Mornington Peninsula Shire Council is investigating but unable to give further details of the poisoning of a dog in Tootgarook.
It is not the first-time pets have been targeted, with a number of dogs poisoned in recent years in Mount Martha and Mornington after eating animal remains believed to be baited with rat poison.
Mornington Peninsula Dog Rescue group is warning of a spike in dog baiting.

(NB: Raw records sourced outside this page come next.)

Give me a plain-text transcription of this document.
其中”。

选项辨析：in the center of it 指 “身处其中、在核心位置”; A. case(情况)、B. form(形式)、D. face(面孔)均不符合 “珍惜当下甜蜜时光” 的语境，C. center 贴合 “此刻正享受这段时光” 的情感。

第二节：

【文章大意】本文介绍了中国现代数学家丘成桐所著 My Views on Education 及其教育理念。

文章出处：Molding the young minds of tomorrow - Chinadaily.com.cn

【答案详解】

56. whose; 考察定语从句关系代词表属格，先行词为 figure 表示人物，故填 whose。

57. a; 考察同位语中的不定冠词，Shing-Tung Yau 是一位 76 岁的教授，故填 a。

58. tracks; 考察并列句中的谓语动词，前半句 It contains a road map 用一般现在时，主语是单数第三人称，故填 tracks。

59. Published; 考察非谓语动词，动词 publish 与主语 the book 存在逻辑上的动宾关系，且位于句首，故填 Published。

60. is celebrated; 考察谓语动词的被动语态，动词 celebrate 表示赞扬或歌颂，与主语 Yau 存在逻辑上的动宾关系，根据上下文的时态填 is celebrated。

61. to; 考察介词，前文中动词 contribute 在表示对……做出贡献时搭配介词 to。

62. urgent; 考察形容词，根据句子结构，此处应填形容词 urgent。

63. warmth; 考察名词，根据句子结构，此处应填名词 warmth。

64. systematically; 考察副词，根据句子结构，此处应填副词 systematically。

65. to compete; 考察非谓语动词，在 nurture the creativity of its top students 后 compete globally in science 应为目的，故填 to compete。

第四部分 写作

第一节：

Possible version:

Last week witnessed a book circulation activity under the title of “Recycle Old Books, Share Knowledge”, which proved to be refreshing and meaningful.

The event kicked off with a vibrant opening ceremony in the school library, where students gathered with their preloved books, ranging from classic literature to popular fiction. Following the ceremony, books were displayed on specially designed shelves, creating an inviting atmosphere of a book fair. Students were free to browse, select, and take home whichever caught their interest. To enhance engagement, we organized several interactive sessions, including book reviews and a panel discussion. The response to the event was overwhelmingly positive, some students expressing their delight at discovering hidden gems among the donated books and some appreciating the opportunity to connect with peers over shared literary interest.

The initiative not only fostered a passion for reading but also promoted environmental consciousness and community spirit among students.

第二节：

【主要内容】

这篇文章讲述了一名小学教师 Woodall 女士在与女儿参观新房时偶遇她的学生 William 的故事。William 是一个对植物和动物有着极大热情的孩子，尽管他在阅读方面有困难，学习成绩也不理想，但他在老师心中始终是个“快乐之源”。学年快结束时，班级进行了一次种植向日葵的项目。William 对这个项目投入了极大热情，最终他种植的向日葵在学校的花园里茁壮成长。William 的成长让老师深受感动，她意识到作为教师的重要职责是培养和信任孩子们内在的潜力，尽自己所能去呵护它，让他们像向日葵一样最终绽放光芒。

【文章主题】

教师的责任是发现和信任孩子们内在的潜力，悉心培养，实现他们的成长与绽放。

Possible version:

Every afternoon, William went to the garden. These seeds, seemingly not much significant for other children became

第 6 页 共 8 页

The group is aware of dog baiting (leaving meat poisoned with toxins such as fox bait) on walking tracks or parks from Melbourne down to the peninsula.
Spokesperson Erin Shaw said there were always people who deliberately harmed dogs, and owners needed to be aware. She said it was important to keep dogs on leads in public places.
Dog owners have also reported pets being affected by puffer fish, dead or alive, washed up on shores around the peninsula, and presenting a risk to pets who are attracted to the smell.
Puffer fish are toxic to animals and humans and should not be touched.
A dog was rushed to a Rosebud vet last week after picking up a washed-up puffer fish on Rosebud beach.
The barbs from the fish can still inject poison after being removed and there is no antidote to puffer fish toxins, which can cause severe illness and death. Symptoms can start within 20 minutes to two hours after eating the fish.